Obviously, the title sounds like quirk for the sake of quirk but the novel was actually entertaining. In a way it seemed very old-fashioned and even reminded me of Jane Austen in a way (not so much Austen's biting social satire but the small society with lots of eccentric characters, misunderstandings between people that like each other etc.) It's an epistolary novel which was almost another turn off for me. The main character is Juliet Ashton, a writer who has recently published a collection of her war time columns. She has a deprecating sense of humor and most of the funny lines are definitely from her. While trying to figure out what to write her next book about, she receives a letter from Dawsey Adams, a resident of Guernsey, a British island that had been occupied by the Germans during the war. This leads to an exchange of letters between Juliet, Dawsey and various other members of the Guernsey society until Juliet decides to pay a visit to the island.

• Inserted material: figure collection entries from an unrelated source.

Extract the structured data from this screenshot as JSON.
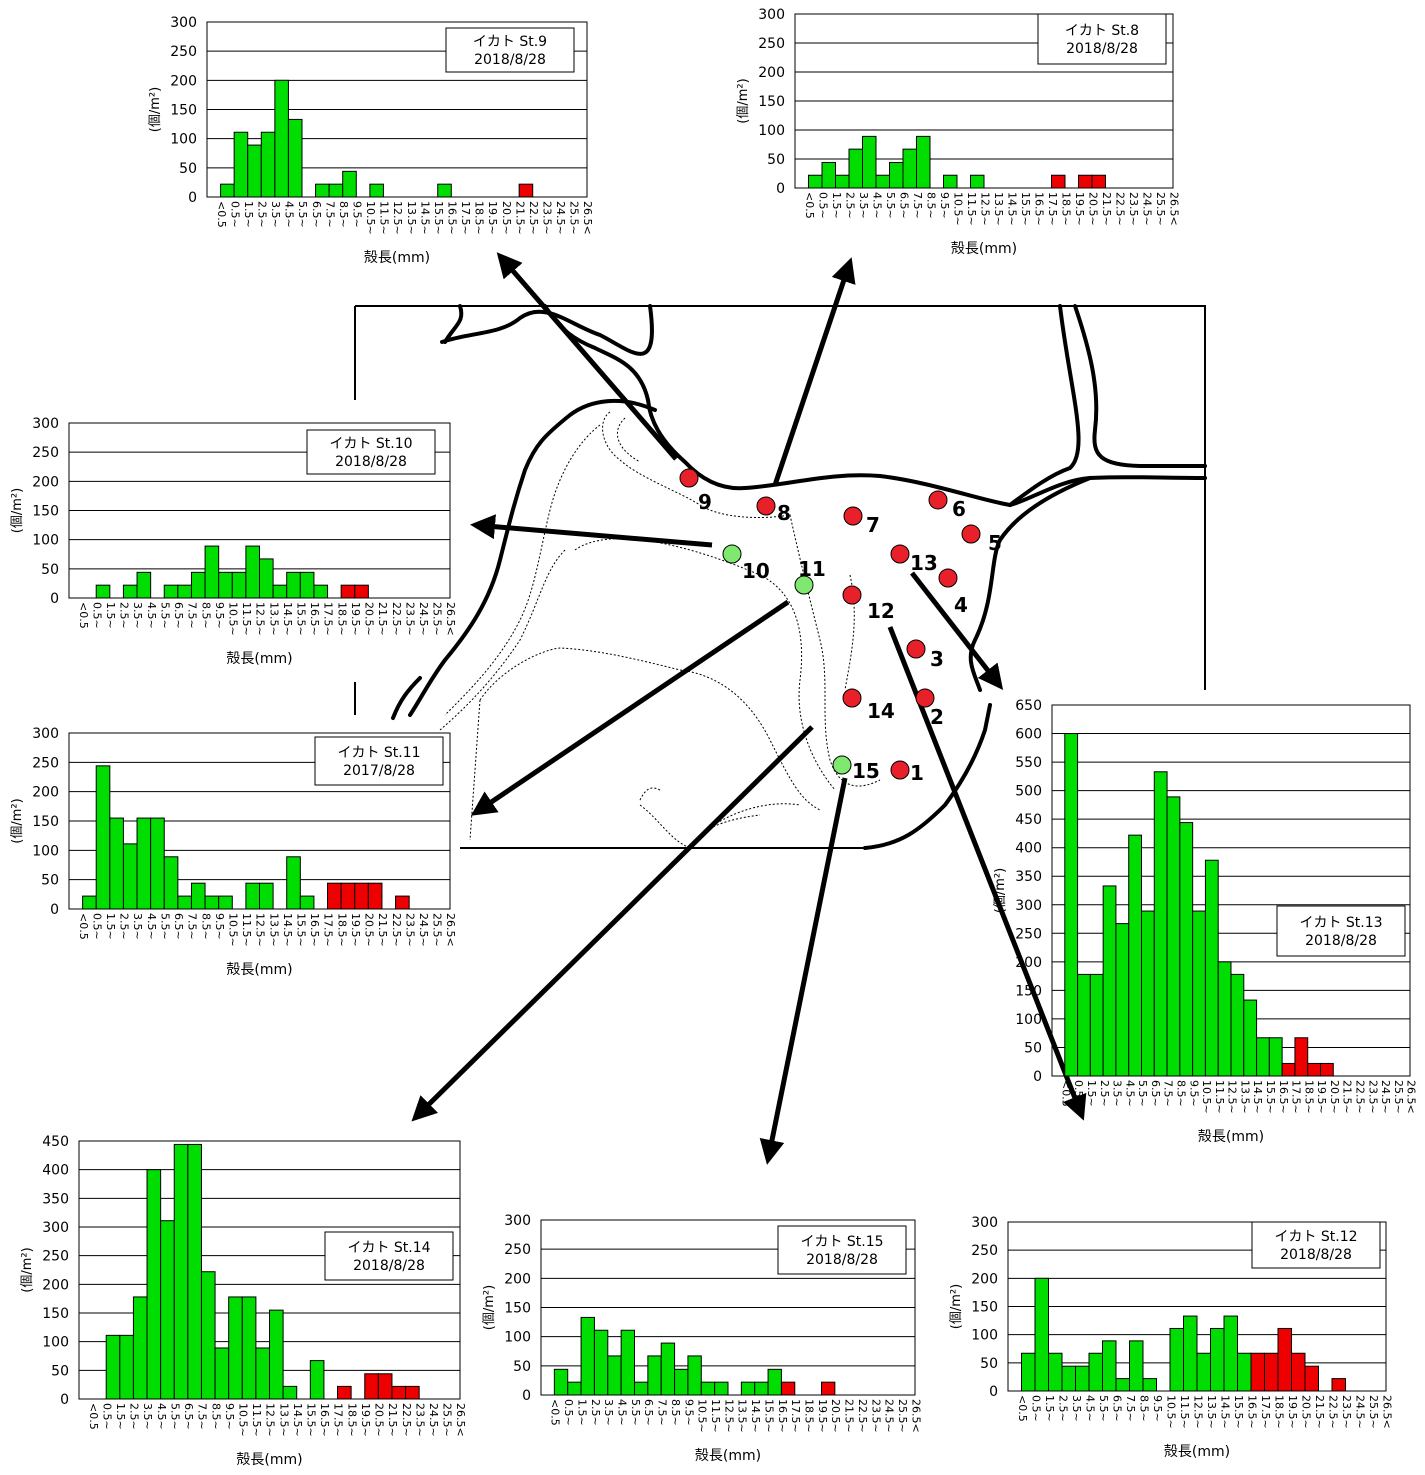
{
  "colors": {
    "normal": "#00dd00",
    "large": "#ee0000",
    "green_station": "#7fe86f",
    "red_station": "#e8202a"
  },
  "chart_data": [
    {
      "id": "st9",
      "type": "bar",
      "legend": {
        "line1": "イカト St.9",
        "line2": "2018/8/28"
      },
      "ylabel": "(個/m²)",
      "xlabel": "殻長(mm)",
      "ylim": [
        0,
        300
      ],
      "yticks": [
        0,
        50,
        100,
        150,
        200,
        250,
        300
      ],
      "tick_labels": [
        "<0.5",
        "0.5~",
        "1.5~",
        "2.5~",
        "3.5~",
        "4.5~",
        "5.5~",
        "6.5~",
        "7.5~",
        "8.5~",
        "9.5~",
        "10.5~",
        "11.5~",
        "12.5~",
        "13.5~",
        "14.5~",
        "15.5~",
        "16.5~",
        "17.5~",
        "18.5~",
        "19.5~",
        "20.5~",
        "21.5~",
        "22.5~",
        "23.5~",
        "24.5~",
        "25.5~",
        "26.5<"
      ],
      "values": [
        0,
        22,
        111,
        89,
        111,
        200,
        133,
        0,
        22,
        22,
        44,
        0,
        22,
        0,
        0,
        0,
        0,
        22,
        0,
        0,
        0,
        0,
        0,
        22,
        0,
        0,
        0,
        0
      ],
      "red_from": 18
    },
    {
      "id": "st8",
      "type": "bar",
      "legend": {
        "line1": "イカト St.8",
        "line2": "2018/8/28"
      },
      "ylabel": "(個/m²)",
      "xlabel": "殻長(mm)",
      "ylim": [
        0,
        300
      ],
      "yticks": [
        0,
        50,
        100,
        150,
        200,
        250,
        300
      ],
      "tick_labels": [
        "<0.5",
        "0.5~",
        "1.5~",
        "2.5~",
        "3.5~",
        "4.5~",
        "5.5~",
        "6.5~",
        "7.5~",
        "8.5~",
        "9.5~",
        "10.5~",
        "11.5~",
        "12.5~",
        "13.5~",
        "14.5~",
        "15.5~",
        "16.5~",
        "17.5~",
        "18.5~",
        "19.5~",
        "20.5~",
        "21.5~",
        "22.5~",
        "23.5~",
        "24.5~",
        "25.5~",
        "26.5<"
      ],
      "values": [
        0,
        22,
        44,
        22,
        67,
        89,
        22,
        44,
        67,
        89,
        0,
        22,
        0,
        22,
        0,
        0,
        0,
        0,
        0,
        22,
        0,
        22,
        22,
        0,
        0,
        0,
        0,
        0
      ],
      "red_from": 18
    },
    {
      "id": "st10",
      "type": "bar",
      "legend": {
        "line1": "イカト St.10",
        "line2": "2018/8/28"
      },
      "ylabel": "(個/m²)",
      "xlabel": "殻長(mm)",
      "ylim": [
        0,
        300
      ],
      "yticks": [
        0,
        50,
        100,
        150,
        200,
        250,
        300
      ],
      "tick_labels": [
        "<0.5",
        "0.5~",
        "1.5~",
        "2.5~",
        "3.5~",
        "4.5~",
        "5.5~",
        "6.5~",
        "7.5~",
        "8.5~",
        "9.5~",
        "10.5~",
        "11.5~",
        "12.5~",
        "13.5~",
        "14.5~",
        "15.5~",
        "16.5~",
        "17.5~",
        "18.5~",
        "19.5~",
        "20.5~",
        "21.5~",
        "22.5~",
        "23.5~",
        "24.5~",
        "25.5~",
        "26.5<"
      ],
      "values": [
        0,
        0,
        22,
        0,
        22,
        44,
        0,
        22,
        22,
        44,
        89,
        44,
        44,
        89,
        67,
        22,
        44,
        44,
        22,
        0,
        22,
        22,
        0,
        0,
        0,
        0,
        0,
        0
      ],
      "red_from": 19
    },
    {
      "id": "st11",
      "type": "bar",
      "legend": {
        "line1": "イカト St.11",
        "line2": "2017/8/28"
      },
      "ylabel": "(個/m²)",
      "xlabel": "殻長(mm)",
      "ylim": [
        0,
        300
      ],
      "yticks": [
        0,
        50,
        100,
        150,
        200,
        250,
        300
      ],
      "tick_labels": [
        "<0.5",
        "0.5~",
        "1.5~",
        "2.5~",
        "3.5~",
        "4.5~",
        "5.5~",
        "6.5~",
        "7.5~",
        "8.5~",
        "9.5~",
        "10.5~",
        "11.5~",
        "12.5~",
        "13.5~",
        "14.5~",
        "15.5~",
        "16.5~",
        "17.5~",
        "18.5~",
        "19.5~",
        "20.5~",
        "21.5~",
        "22.5~",
        "23.5~",
        "24.5~",
        "25.5~",
        "26.5<"
      ],
      "values": [
        0,
        22,
        244,
        155,
        111,
        155,
        155,
        89,
        22,
        44,
        22,
        22,
        0,
        44,
        44,
        0,
        89,
        22,
        0,
        44,
        44,
        44,
        44,
        0,
        22,
        0,
        0,
        0
      ],
      "red_from": 19
    },
    {
      "id": "st13",
      "type": "bar",
      "legend": {
        "line1": "イカト St.13",
        "line2": "2018/8/28"
      },
      "ylabel": "(個/m²)",
      "xlabel": "殻長(mm)",
      "ylim": [
        0,
        650
      ],
      "yticks": [
        0,
        50,
        100,
        150,
        200,
        250,
        300,
        350,
        400,
        450,
        500,
        550,
        600,
        650
      ],
      "tick_labels": [
        "<0.5",
        "0.5~",
        "1.5~",
        "2.5~",
        "3.5~",
        "4.5~",
        "5.5~",
        "6.5~",
        "7.5~",
        "8.5~",
        "9.5~",
        "10.5~",
        "11.5~",
        "12.5~",
        "13.5~",
        "14.5~",
        "15.5~",
        "16.5~",
        "17.5~",
        "18.5~",
        "19.5~",
        "20.5~",
        "21.5~",
        "22.5~",
        "23.5~",
        "24.5~",
        "25.5~",
        "26.5<"
      ],
      "values": [
        0,
        600,
        178,
        178,
        333,
        267,
        422,
        289,
        533,
        489,
        444,
        289,
        378,
        200,
        178,
        133,
        67,
        67,
        22,
        67,
        22,
        22,
        0,
        0,
        0,
        0,
        0,
        0
      ],
      "red_from": 18
    },
    {
      "id": "st14",
      "type": "bar",
      "legend": {
        "line1": "イカト St.14",
        "line2": "2018/8/28"
      },
      "ylabel": "(個/m²)",
      "xlabel": "殻長(mm)",
      "ylim": [
        0,
        450
      ],
      "yticks": [
        0,
        50,
        100,
        150,
        200,
        250,
        300,
        350,
        400,
        450
      ],
      "tick_labels": [
        "<0.5",
        "0.5~",
        "1.5~",
        "2.5~",
        "3.5~",
        "4.5~",
        "5.5~",
        "6.5~",
        "7.5~",
        "8.5~",
        "9.5~",
        "10.5~",
        "11.5~",
        "12.5~",
        "13.5~",
        "14.5~",
        "15.5~",
        "16.5~",
        "17.5~",
        "18.5~",
        "19.5~",
        "20.5~",
        "21.5~",
        "22.5~",
        "23.5~",
        "24.5~",
        "25.5~",
        "26.5<"
      ],
      "values": [
        0,
        0,
        111,
        111,
        178,
        400,
        311,
        444,
        444,
        222,
        89,
        178,
        178,
        89,
        155,
        22,
        0,
        67,
        0,
        22,
        0,
        44,
        44,
        22,
        22,
        0,
        0,
        0
      ],
      "red_from": 19
    },
    {
      "id": "st15",
      "type": "bar",
      "legend": {
        "line1": "イカト St.15",
        "line2": "2018/8/28"
      },
      "ylabel": "(個/m²)",
      "xlabel": "殻長(mm)",
      "ylim": [
        0,
        300
      ],
      "yticks": [
        0,
        50,
        100,
        150,
        200,
        250,
        300
      ],
      "tick_labels": [
        "<0.5",
        "0.5~",
        "1.5~",
        "2.5~",
        "3.5~",
        "4.5~",
        "5.5~",
        "6.5~",
        "7.5~",
        "8.5~",
        "9.5~",
        "10.5~",
        "11.5~",
        "12.5~",
        "13.5~",
        "14.5~",
        "15.5~",
        "16.5~",
        "17.5~",
        "18.5~",
        "19.5~",
        "20.5~",
        "21.5~",
        "22.5~",
        "23.5~",
        "24.5~",
        "25.5~",
        "26.5<"
      ],
      "values": [
        0,
        44,
        22,
        133,
        111,
        67,
        111,
        22,
        67,
        89,
        44,
        67,
        22,
        22,
        0,
        22,
        22,
        44,
        22,
        0,
        0,
        22,
        0,
        0,
        0,
        0,
        0,
        0
      ],
      "red_from": 18
    },
    {
      "id": "st12",
      "type": "bar",
      "legend": {
        "line1": "イカト St.12",
        "line2": "2018/8/28"
      },
      "ylabel": "(個/m²)",
      "xlabel": "殻長(mm)",
      "ylim": [
        0,
        300
      ],
      "yticks": [
        0,
        50,
        100,
        150,
        200,
        250,
        300
      ],
      "tick_labels": [
        "<0.5",
        "0.5~",
        "1.5~",
        "2.5~",
        "3.5~",
        "4.5~",
        "5.5~",
        "6.5~",
        "7.5~",
        "8.5~",
        "9.5~",
        "10.5~",
        "11.5~",
        "12.5~",
        "13.5~",
        "14.5~",
        "15.5~",
        "16.5~",
        "17.5~",
        "18.5~",
        "19.5~",
        "20.5~",
        "21.5~",
        "22.5~",
        "23.5~",
        "24.5~",
        "25.5~",
        "26.5<"
      ],
      "values": [
        0,
        67,
        200,
        67,
        44,
        44,
        67,
        89,
        22,
        89,
        22,
        0,
        111,
        133,
        67,
        111,
        133,
        67,
        67,
        67,
        111,
        67,
        44,
        0,
        22,
        0,
        0,
        0
      ],
      "red_from": 18
    }
  ],
  "map": {
    "stations": [
      {
        "label": "1",
        "status": "red"
      },
      {
        "label": "2",
        "status": "red"
      },
      {
        "label": "3",
        "status": "red"
      },
      {
        "label": "4",
        "status": "red"
      },
      {
        "label": "5",
        "status": "red"
      },
      {
        "label": "6",
        "status": "red"
      },
      {
        "label": "7",
        "status": "red"
      },
      {
        "label": "8",
        "status": "red"
      },
      {
        "label": "9",
        "status": "red"
      },
      {
        "label": "10",
        "status": "green"
      },
      {
        "label": "11",
        "status": "green"
      },
      {
        "label": "12",
        "status": "red"
      },
      {
        "label": "13",
        "status": "red"
      },
      {
        "label": "14",
        "status": "red"
      },
      {
        "label": "15",
        "status": "green"
      }
    ]
  }
}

While most of the islanders survived the occupation relatively unscathed, they were still affected by it. They were cut off for five years without news from friends and family. One of the society's founders, Elizabeth was sent to Germany for aiding a German prisoner, and still has not returned back to her friends and her young daughter. Another man also spent time in a concentration camp but came back after the war. Juliet finds herself drawn to these people, and particularly Kit, Elizabeth's young daughter. This is another part that seemed kind of on the old fashioned side to me - how quickly Juliet became a part of the community during her visit and built her friendships. Juliet soon decides to make Guernsey and the German occupation the topic of her next book.

One thing I enjoyed about the novel was the role books played. During her book tour at thebeginning of the novel, a reporter makes an issue of a secret, broken engagement. As Juliet tells a friend of hers, the reason they ended the engagement is that when the man moved in with her, he proceeded to box up all her books, and put his sports trophies on her shelves instead. I would have kicked him out, too. It's a very enjoyable read so if anyone else has similar hesitance due to all the hype, I would definitely recommend giving it a shot.